WILDERNESS BASICS: The Complete Handbook for Hikers and Backpackers by the San Diego Chapter of the Sierra Club, second edition (The Mountaineers, $14.95 paper). Trip preparation, outfitting, weather considerations, children in the wilderness and more--basics indeed, but good, solid, clearly presented advice that even the experienced can probably learn from.

OUTLET BOUND: Guide to the Nation’s Best Outlets, 1993 edition, edited by Randy Marks (Outlet Marketing Group, $6.95 paper). Maps, directions, hours, store names, etc., for nearly 350 factory-outlet shopping centers around the United States, with discount coupons thrown in as a bonus--indispensible for anyone whose idea of fun while traveling is to load up on bargain-priced Anne Klein, Jordache, Panasonic and Villeroy & Boch.

Advertisement

BIKING THROUGH EUROPE, newly revised, by Dennis and Tina Jaffe (Williamson Publishing, $13.95 paper). Detailed chart-style route information, maps and various background information for biking tours of eight European countries, with shorter notes on pedaling through five more nations.

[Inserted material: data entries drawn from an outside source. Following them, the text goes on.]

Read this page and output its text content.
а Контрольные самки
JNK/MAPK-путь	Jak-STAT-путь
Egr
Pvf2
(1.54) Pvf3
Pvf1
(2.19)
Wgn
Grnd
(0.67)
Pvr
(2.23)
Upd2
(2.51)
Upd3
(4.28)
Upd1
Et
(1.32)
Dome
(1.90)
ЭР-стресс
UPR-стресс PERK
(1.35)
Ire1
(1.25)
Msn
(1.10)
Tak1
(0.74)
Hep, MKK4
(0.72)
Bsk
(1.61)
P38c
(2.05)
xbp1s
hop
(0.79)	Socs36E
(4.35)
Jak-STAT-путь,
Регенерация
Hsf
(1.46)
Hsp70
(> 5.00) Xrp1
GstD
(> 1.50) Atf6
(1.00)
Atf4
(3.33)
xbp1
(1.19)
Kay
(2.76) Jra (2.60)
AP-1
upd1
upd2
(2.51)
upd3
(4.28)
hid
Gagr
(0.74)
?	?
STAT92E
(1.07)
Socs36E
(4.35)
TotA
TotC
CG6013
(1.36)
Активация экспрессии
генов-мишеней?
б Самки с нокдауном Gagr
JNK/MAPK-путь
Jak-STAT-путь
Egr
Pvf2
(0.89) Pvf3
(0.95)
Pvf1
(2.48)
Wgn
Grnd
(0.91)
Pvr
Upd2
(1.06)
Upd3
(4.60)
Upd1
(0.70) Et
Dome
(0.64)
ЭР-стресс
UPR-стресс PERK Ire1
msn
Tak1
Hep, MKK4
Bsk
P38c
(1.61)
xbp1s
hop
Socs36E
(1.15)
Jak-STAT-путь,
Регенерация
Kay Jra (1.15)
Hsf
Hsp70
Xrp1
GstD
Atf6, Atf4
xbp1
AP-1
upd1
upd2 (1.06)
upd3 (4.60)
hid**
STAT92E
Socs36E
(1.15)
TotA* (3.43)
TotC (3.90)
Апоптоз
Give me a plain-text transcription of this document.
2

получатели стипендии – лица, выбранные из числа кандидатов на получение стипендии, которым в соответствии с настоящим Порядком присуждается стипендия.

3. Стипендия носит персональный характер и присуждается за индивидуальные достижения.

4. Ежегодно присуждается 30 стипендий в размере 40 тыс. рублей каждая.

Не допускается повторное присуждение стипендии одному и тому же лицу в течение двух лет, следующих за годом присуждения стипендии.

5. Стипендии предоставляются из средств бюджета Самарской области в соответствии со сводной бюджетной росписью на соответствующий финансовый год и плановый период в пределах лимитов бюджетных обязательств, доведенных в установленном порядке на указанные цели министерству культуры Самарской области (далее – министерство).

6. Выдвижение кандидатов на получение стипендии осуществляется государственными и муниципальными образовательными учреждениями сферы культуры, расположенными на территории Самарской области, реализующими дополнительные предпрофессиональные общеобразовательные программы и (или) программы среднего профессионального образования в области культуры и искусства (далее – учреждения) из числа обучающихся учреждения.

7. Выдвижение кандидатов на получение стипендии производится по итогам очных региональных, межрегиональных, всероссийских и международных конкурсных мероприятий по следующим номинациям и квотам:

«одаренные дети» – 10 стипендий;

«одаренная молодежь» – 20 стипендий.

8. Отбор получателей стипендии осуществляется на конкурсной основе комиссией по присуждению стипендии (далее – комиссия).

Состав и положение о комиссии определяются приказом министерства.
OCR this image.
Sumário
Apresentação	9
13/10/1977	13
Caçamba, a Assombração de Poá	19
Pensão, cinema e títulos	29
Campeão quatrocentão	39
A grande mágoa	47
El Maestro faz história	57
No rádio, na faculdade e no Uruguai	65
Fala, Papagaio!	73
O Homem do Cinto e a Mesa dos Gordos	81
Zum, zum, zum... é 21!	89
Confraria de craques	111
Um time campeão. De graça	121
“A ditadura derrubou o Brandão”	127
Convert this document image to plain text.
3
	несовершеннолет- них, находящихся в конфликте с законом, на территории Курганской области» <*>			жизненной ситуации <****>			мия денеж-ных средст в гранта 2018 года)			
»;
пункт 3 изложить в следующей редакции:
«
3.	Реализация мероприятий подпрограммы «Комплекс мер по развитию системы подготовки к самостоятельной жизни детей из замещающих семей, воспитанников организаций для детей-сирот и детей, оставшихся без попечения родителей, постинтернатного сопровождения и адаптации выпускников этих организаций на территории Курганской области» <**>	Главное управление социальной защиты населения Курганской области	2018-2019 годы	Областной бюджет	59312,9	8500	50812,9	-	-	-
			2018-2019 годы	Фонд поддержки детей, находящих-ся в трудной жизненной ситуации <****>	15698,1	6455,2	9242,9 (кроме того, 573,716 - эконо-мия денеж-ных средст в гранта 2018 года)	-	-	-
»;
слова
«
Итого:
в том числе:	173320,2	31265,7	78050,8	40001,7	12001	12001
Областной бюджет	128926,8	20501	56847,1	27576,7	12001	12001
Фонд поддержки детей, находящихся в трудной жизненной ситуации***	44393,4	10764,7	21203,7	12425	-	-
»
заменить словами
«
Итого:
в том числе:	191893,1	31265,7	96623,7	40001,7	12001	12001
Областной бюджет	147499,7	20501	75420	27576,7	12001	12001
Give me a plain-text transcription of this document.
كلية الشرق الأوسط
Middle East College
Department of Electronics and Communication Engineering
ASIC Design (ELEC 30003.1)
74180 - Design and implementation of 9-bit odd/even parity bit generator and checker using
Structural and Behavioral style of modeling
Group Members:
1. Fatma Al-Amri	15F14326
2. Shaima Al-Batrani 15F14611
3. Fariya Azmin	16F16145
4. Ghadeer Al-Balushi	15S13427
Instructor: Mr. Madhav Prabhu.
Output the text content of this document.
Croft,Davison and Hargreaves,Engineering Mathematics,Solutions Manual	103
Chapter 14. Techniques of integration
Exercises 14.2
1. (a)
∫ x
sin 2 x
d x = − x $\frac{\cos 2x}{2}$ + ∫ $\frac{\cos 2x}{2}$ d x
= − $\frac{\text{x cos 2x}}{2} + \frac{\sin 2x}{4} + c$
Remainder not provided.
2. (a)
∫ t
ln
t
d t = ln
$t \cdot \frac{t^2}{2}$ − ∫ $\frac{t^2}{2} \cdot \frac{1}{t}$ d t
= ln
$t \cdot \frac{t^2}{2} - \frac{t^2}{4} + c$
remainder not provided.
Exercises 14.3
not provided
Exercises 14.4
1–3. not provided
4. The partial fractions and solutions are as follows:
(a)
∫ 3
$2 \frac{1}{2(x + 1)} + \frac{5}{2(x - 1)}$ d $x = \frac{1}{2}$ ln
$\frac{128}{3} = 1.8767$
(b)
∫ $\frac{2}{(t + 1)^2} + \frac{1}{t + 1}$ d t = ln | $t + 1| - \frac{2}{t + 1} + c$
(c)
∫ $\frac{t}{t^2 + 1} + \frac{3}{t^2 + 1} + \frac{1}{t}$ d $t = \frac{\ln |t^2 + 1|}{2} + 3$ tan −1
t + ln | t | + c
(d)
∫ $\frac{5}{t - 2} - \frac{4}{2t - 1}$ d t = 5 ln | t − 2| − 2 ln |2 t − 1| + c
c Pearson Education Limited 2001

THE BEER DRINKER’S GUIDE TO MUNICH, revised edition, by Larry Hawthorne (Freizeit Publishers, $8.95 paper). Notes on history, ambience, clientele, specialty brews, etc., at some 40 of this beer-fueled city’s best beer gardens, beer halls and pubs--plus a guide to 20 discos, bars and night clubs (where beer, among other things, is served). There’s also a chapter on the city’s famed annual Oktoberfest and other beer-related festivities.

FODOR’S EURO DISNEY (Fodor’s Travel Publications, Inc., $10 paper). Forty-two pages of material about this controversial, money-losing theme park (including listings and ratings of rides and other attractions as well as of hotels and restaurants), sandwiched between 160 pages or so of basic guidebook stuff on Paris. In what is perhaps the best Disney theme park tradition, there are also several pages of ads, mostly for American Express.

FODOR’S SHORT ESCAPES IN BRITAIN and FODOR’S SHORT ESCAPES IN FRANCE, both by Bruce Bolger and Gary Stoller (Fodor’s Travel Publications, $13 each). These are nicely annotated walking tours (with maps)--25 per volume--through “villages, landscapes, and historic places tourists never see.” For instance: Robin Hood and Bronte country and the ancient harbor of Boscastle in Britain; Omaha Beach and the hills above Giverny in France.